A titre d’exemple, pour le fiqh malikite, l’échelle d’apprentissage qui traditionnellement est étudiée à partir de l’avènement de la puberté (9-12 ans) est généralement la suivante :

  1. Mukhtasar al-Akhdarî : dans l’étude des règles de la purification, de la prière et de la réparation de la prière. Durée d’étude : entre 6 mois et 1 année.
  2. Matn Ibn ‘Âchir : dans l’étude des règles de la purification, de la prière, de la zakât, du jeûne et du pèlerinage. Durée d’étude : 1 année
  3. Risâla : l’ensemble des chapitres étudiés dans les ouvrages précédents, auxquels s’ajoutent ceux sur le mariage, les ventes, l’héritage, etc. Durée d’étude : 2 années

Et pour celles et ceux qui visent à approfondir et à se spécialiser dans cette discipline :

  1. Mukhtasar Khalîl qui est le dernier ouvrage étudié, et la référence dans l’école malikite.

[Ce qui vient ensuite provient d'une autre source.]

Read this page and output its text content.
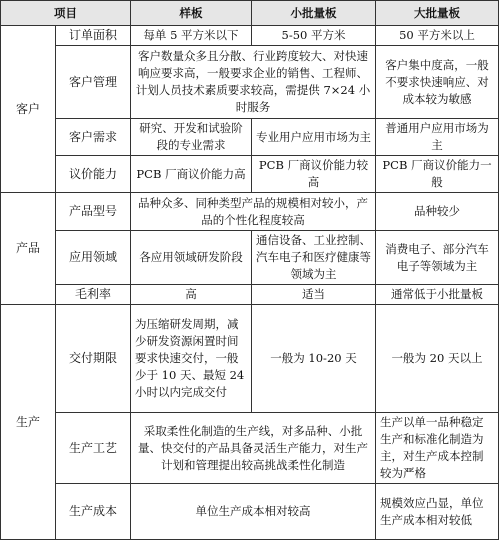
项目		样板	小批量板	大批量板
客户	订单面积	每单 5 平方米以下	5-50 平方米	50 平方米以上
	客户管理	客户数量众多且分散、行业跨度较大、对快速响应要求高，一般要求企业的销售、工程师、计划人员技术素质要求较高，需提供 7×24 小时服务		客户集中度高，一般不要求快速响应、对成本较为敏感
	客户需求	研究、开发和试验阶段的专业需求	专业用户应用市场为主	普通用户应用市场为主
	议价能力	PCB 厂商议价能力高	PCB 厂商议价能力较高	PCB 厂商议价能力一般
产品	产品型号	品种众多、同种类型产品的规模相对较小，产品的个性化程度较高		品种较少
	应用领域	各应用领域研发阶段	通信设备、工业控制、汽车电子和医疗健康等领域为主	消费电子、部分汽车电子等领域为主
	毛利率	高	适当	通常低于小批量板
生产	交付期限	为压缩研发周期，减少研发资源闲置时间要求快速交付，一般少于 10 天、最短 24 小时以内完成交付	一般为 10-20 天	一般为 20 天以上
	生产工艺	采取柔性化制造的生产线，对多品种、小批量、快交付的产品具备灵活生产能力，对生产计划和管理提出较高挑战柔性化制造		生产以单一品种稳定生产和标准化制造为主，对生产成本控制较为严格
	生产成本	单位生产成本相对较高		规模效应凸显，单位生产成本相对较低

La leçon à tirer de tout cela est que, très tôt dans sa vie, le musulman est sensé maîtrisé un socle de connaissance religieuse qui constitue l’instruction de base. Le problème est que de nos jours la majeure partie de la communauté musulmane francophone méconnaît totalement l’existence de ces ouvrages qui sont pourtant les références utilisées depuis des siècles dans l’enseignement islamique à travers le monde. Ainsi constatons-nous que beaucoup d’entre nous découvrent les sciences islamiques à l’âge adulte, ce qui peut conduire à beaucoup de dégâts. Il importe de restaurer une culture commune de la transmission du savoir religieux, à travers des références claires, et un cursus balisé pour tous. C’est pourquoi, lors de prochaines occasions, nous publierons des articles afin de faire découvrir le patrimoine didactique en islam à travers ses œuvres emblématiques. Et c’est pourquoi l’Institut Ihsan de Rouen à fait le choix, depuis sa création en 2015, de s’inscrire dans l’étude des ouvrages traditionnels (mutûn) afin de nous réconcilier avec ce patrimoine didactique exceptionnel.

5- Quoi étudier à l’Institut Ihsan ?

Pour celles et ceux qui prévoiraient de s’inscrire à l’Institut Ihsan, nous conseillons de suivre les étapes suivantes :

1ère année : le Mukhtasar al-Akhdarî pour le fiqh malikite, et les modules d’alphabétisation coranique et d’initiation à la grammaire arabe.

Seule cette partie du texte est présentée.